Seputar UU SJSN dan BPJS
Konsep SJSN yang diterapkan di Indonesia, ini merupakan bagian
dari Konsesus Washington dalam bentuk program SAP (Structural Adjustment
Program) yang diimplemetasikan dalam bentuk LoI antara IMF dan Pemerintah Indonesia
untuk mengatasi krisis .Sebelum membantu negara-negara yang terkena krisis, sesuai
dengan isi dari Konsensus Washington,
IMF menyarankan negara-negara tersebut
mengimplementasikan 10 elemen sebagai berikut: (1) disiplin fiskal; (2)
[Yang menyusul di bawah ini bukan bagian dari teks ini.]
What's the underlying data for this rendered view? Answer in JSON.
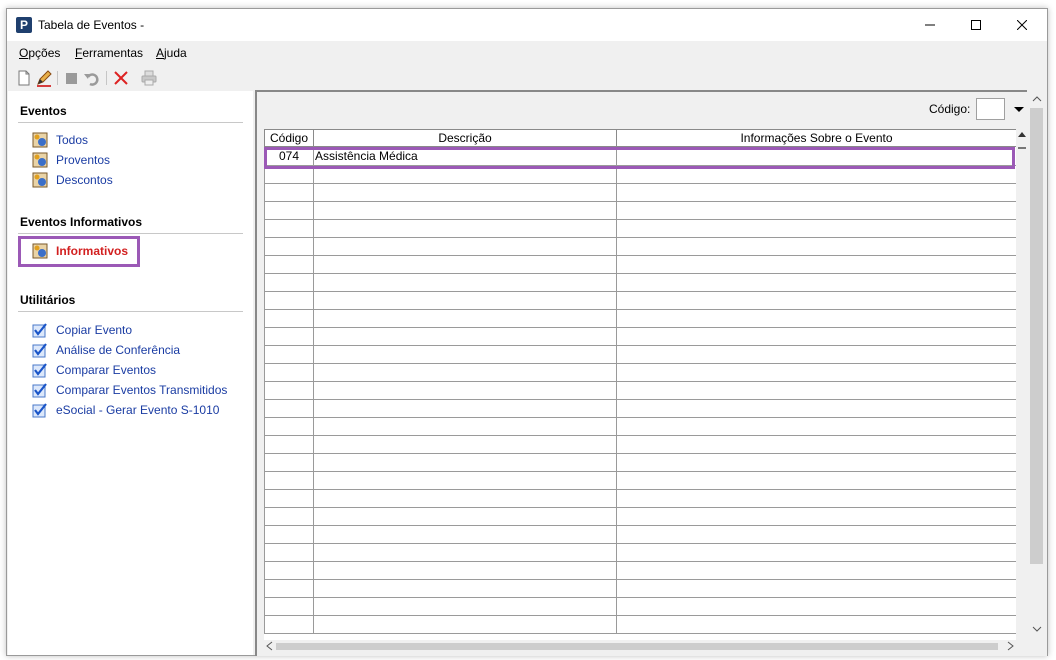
{
  "window": {
    "title": "Tabela de Eventos -"
  },
  "menu": [
    {
      "label": "Opções",
      "accel": "O"
    },
    {
      "label": "Ferramentas",
      "accel": "F"
    },
    {
      "label": "Ajuda",
      "accel": "A"
    }
  ],
  "toolbar": {
    "buttons": [
      "new-document-icon",
      "edit-pencil-icon",
      "stop-icon",
      "undo-icon",
      "delete-x-icon",
      "print-icon"
    ]
  },
  "sidebar": {
    "sections": [
      {
        "title": "Eventos",
        "items": [
          {
            "label": "Todos",
            "icon": "events-icon"
          },
          {
            "label": "Proventos",
            "icon": "events-icon"
          },
          {
            "label": "Descontos",
            "icon": "events-icon"
          }
        ]
      },
      {
        "title": "Eventos Informativos",
        "items": [
          {
            "label": "Informativos",
            "icon": "events-icon",
            "selected": true
          }
        ]
      },
      {
        "title": "Utilitários",
        "items": [
          {
            "label": "Copiar Evento",
            "icon": "checkmark-icon"
          },
          {
            "label": "Análise de Conferência",
            "icon": "checkmark-icon"
          },
          {
            "label": "Comparar Eventos",
            "icon": "checkmark-icon"
          },
          {
            "label": "Comparar Eventos Transmitidos",
            "icon": "checkmark-icon"
          },
          {
            "label": "eSocial - Gerar Evento S-1010",
            "icon": "checkmark-icon"
          }
        ]
      }
    ]
  },
  "filter": {
    "codigo_label": "Código:",
    "codigo_value": ""
  },
  "grid": {
    "columns": [
      "Código",
      "Descrição",
      "Informações Sobre o Evento"
    ],
    "rows": [
      [
        "074",
        "Assistência Médica",
        ""
      ]
    ],
    "empty_rows": 26
  },
  "colors": {
    "highlight": "#9b59b6",
    "link": "#1a3ca3",
    "selected": "#d21f1f"
  }
}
prioritas pengeluaran publik; (3) reformasi pemungutan pajak; (4) liberalisasi
finansial; (5) kebijakan luar negeri yang mendorong persaingan; (6)
liberalisasi perdagangan; (7) mendorong kompetisi antara perusahaan asing dan
domestik untuk menciptakan efisiensi; (8) mendorong privatisasi; (9) mendorong
iklim deregulasi; (10) pemerintah melindungi hak kekayaan intelektual. Jika dipersingkat dari 10
elemen di atas adalah, liberalisasi, deregulasi, dan privatisasi. Ketiga syarat
tersebut harus dilakukan oleh negara yang ingin dibantu oleh IMF.
Program penyesuaian struktural ini meliputi liberalisasi impor dan
pelaksanaan sumber-sumber keuangan secara bebas (liberalisasi keuangan),
devaluasi mata uang, pelaksanaan kebijakan fiskal dan moneter dengan pembatasan kredit untuk rakyat, pengenaan tingkat suku bunga yang
tinggi, penghapusan subsidi, peningkatan harga-harga public utilities
(kebutuhan rakyat), peningkatan pajak, menekan tuntutan kenaikan upah,
liberalisasi investasi terutama investasi asing dan privatisasi.
Program SAP inilah yang
diterapkan IMF kepada negara-negara pasiennya di seluruh dunia termasuk
Indonesia. Di Bidang Ekonomi lahirlah UU
PMA , UU Migas, UU Minerba, UU SDA ,sedang dibidang Pendidikan muncul UU
Sisdiknas dan UU BHP yang melahirkan swastanisasi dan komersialisasi
layanan pendidikan. Dalam bidang
kesehatan ini lahirlah UU SJSN dan BPJS sebagai pelengkap komersialisasi dan
swastanisasi layanan publik di bidang kesehatan.
Pembuatan
UU tersebut merupakan bagian dari paket reformasi jaminan sosial dan keuangan
pemerintah yang digagas oleh ADB pada tahun 2002 pada masa pemerintahan Megawati. Hal tersebut terungkap dalam dokumen Asian Development Bank (ADB) tahun 2006 yang bertajuk, “Financial Governance and Social Security Reform Program (FGSSR).”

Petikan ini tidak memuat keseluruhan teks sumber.